O MGM oferece, gratuitamente, assessoria jurídica e psicológica para a comunidade gay e seus familiares e atua em parceria de movimentos sociais e o poder público, no sentido de criar políticas públicas que possam erradicar conceitos conservadores. “Em geral, a gente presencia casos de homofobia em âmbito familiar ou na situação de escola, são os mais comuns. O trabalho tem alcançado sucesso, principalmente nas mediações com a família, quando pensamos na construção de um ambiente de pacificação e harmonia. A comunidade gay percebe maior aceitação e fica menos vulnerável a situações de perigo, como exposição a drogas ou prostituição, que pode levar a morte”.
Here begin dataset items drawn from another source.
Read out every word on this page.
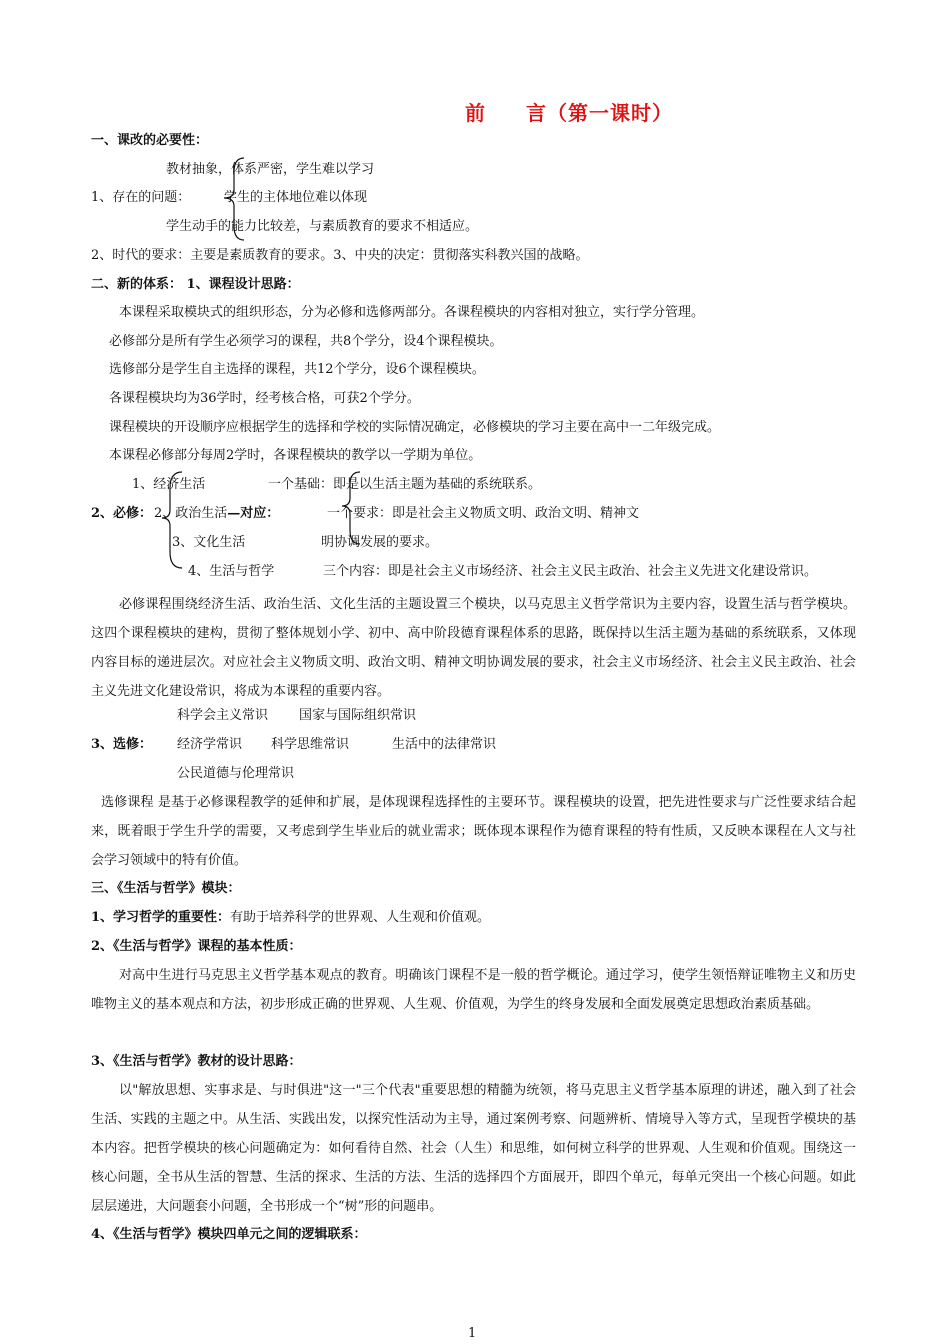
前 言（第一课时）
一、课改的必要性：
教材抽象，体系严密，学生难以学习
1、存在的问题：	学生的主体地位难以体现
学生动手的能力比较差，与素质教育的要求不相适应。
2、时代的要求：主要是素质教育的要求。3、中央的决定：贯彻落实科教兴国的战略。
二、新的体系： 1、课程设计思路：
本课程采取模块式的组织形态，分为必修和选修两部分。各课程模块的内容相对独立，实行学分管理。
必修部分是所有学生必须学习的课程，共8个学分，设4个课程模块。
选修部分是学生自主选择的课程，共12个学分，设6个课程模块。
各课程模块均为36学时，经考核合格，可获2个学分。
课程模块的开设顺序应根据学生的选择和学校的实际情况确定，必修模块的学习主要在高中一二年级完成。
本课程必修部分每周2学时，各课程模块的教学以一学期为单位。
1、经济生活
2、必修： 2、政治生活—对应：
3、文化生活
4、生活与哲学
一个基础：即是以生活主题为基础的系统联系。
一个要求：即是社会主义物质文明、政治文明、精神文
明协调发展的要求。
三个内容：即是社会主义市场经济、社会主义民主政治、社会主义先进文化建设常识。
必修课程围绕经济生活、政治生活、文化生活的主题设置三个模块，以马克思主义哲学常识为主要内容，设置生活与哲学模块。这四个课程模块的建构，贯彻了整体规划小学、初中、高中阶段德育课程体系的思路，既保持以生活主题为基础的系统联系，又体现内容目标的递进层次。对应社会主义物质文明、政治文明、精神文明协调发展的要求，社会主义市场经济、社会主义民主政治、社会主义先进文化建设常识，将成为本课程的重要内容。
科学会主义常识 国家与国际组织常识
3、选修： 经济学常识 科学思维常识	生活中的法律常识
公民道德与伦理常识
选修课程 是基于必修课程教学的延伸和扩展，是体现课程选择性的主要环节。课程模块的设置，把先进性要求与广泛性要求结合起来，既着眼于学生升学的需要，又考虑到学生毕业后的就业需求；既体现本课程作为德育课程的特有性质，又反映本课程在人文与社会学习领域中的特有价值。
三、《生活与哲学》模块：
1、学习哲学的重要性：有助于培养科学的世界观、人生观和价值观。
2、《生活与哲学》课程的基本性质：
对高中生进行马克思主义哲学基本观点的教育。明确该门课程不是一般的哲学概论。通过学习，使学生领悟辩证唯物主义和历史唯物主义的基本观点和方法，初步形成正确的世界观、人生观、价值观，为学生的终身发展和全面发展奠定思想政治素质基础。
3、《生活与哲学》教材的设计思路：
以"解放思想、实事求是、与时俱进"这一"三个代表"重要思想的精髓为统领，将马克思主义哲学基本原理的讲述，融入到了社会生活、实践的主题之中。从生活、实践出发，以探究性活动为主导，通过案例考察、问题辨析、情境导入等方式，呈现哲学模块的基本内容。把哲学模块的核心问题确定为：如何看待自然、社会（人生）和思维，如何树立科学的世界观、人生观和价值观。围绕这一核心问题，全书从生活的智慧、生活的探求、生活的方法、生活的选择四个方面展开，即四个单元，每单元突出一个核心问题。如此层层递进，大问题套小问题，全书形成一个“树”形的问题串。
4、《生活与哲学》模块四单元之间的逻辑联系：
1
Trajano enfatiza que enquanto não se construir um país democrático, a homofobia não vai acabar. “O dia que conseguimos criar uma força política no Congresso Nacional, conseguiremos criar políticas públicas para essa parcela da sociedade. Infelizmente, ainda nós deparamos com candidatos conservadores, homofóbicos e que difundem ideias ou levantam bandeiras para privar o direito dos LGBTs. Em ano de política, tem que ficar ainda mais atento a esse perfil, se quisermos construir um país democrático”.
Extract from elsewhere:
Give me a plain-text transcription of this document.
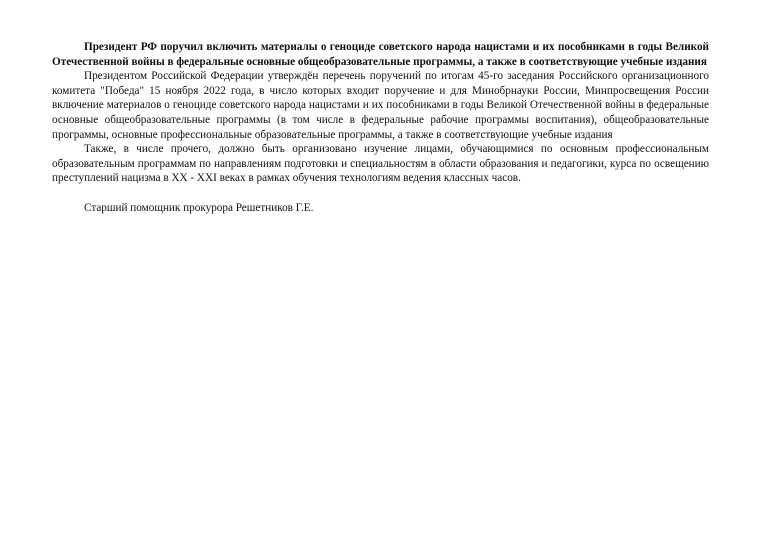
Президент РФ поручил включить материалы о геноциде советского народа нацистами и их пособниками в годы Великой Отечественной войны в федеральные основные общеобразовательные программы, а также в соответствующие учебные издания

Президентом Российской Федерации утверждён перечень поручений по итогам 45-го заседания Российского организационного комитета "Победа" 15 ноября 2022 года, в число которых входит поручение и для Минобрнауки России, Минпросвещения России включение материалов о геноциде советского народа нацистами и их пособниками в годы Великой Отечественной войны в федеральные основные общеобразовательные программы (в том числе в федеральные рабочие программы воспитания), общеобразовательные программы, основные профессиональные образовательные программы, а также в соответствующие учебные издания

Также, в числе прочего, должно быть организовано изучение лицами, обучающимися по основным профессиональным образовательным программам по направлениям подготовки и специальностям в области образования и педагогики, курса по освещению преступлений нацизма в XX - XXI веках в рамках обучения технологиям ведения классных часов.

Старший помощник прокурора Решетников Г.Е.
O MGM funciona na Rua São Sebastião, 345, 2° andar, de segunda a sexta, de 14 às 19 horas. Os agendamentos podem ser realizados pelo telefone 3233-1818.
UFJF REALIZA CAMPANHA
Para dar visibilidade à defesa dos direitos de todos que lutam por essa causa e conscientizar e informar a sociedade sobre todos os aspectos relacionados a essa temática, a Universidade Federal de Juiz de Fora (UFJF) realizou, em parceria com o Grupo de Estudos e Pesquisas em Gênero, Sexualidade, Educação e Diversidade (Gesed), uma campanha com reportagens e vídeos sobre o combate à LGBTTIfobia.
“Nossa preocupação é, mais uma vez, reforçar a importância desse debate para a formação de uma sociedade sem preconceito, onde as diferenças são respeitadas, e nós, temos papel fundamental para garantir esse direito”, explica o professor e diretor de Imagem Institucional, Márcio de Oliveira Guerra. “Esse é o pensamento que precisamos adotar dentro da sociedade, que vive dias de retrocesso, seja por fanáticos religiosos ou políticos que pregam discursos moralistas”, conclui.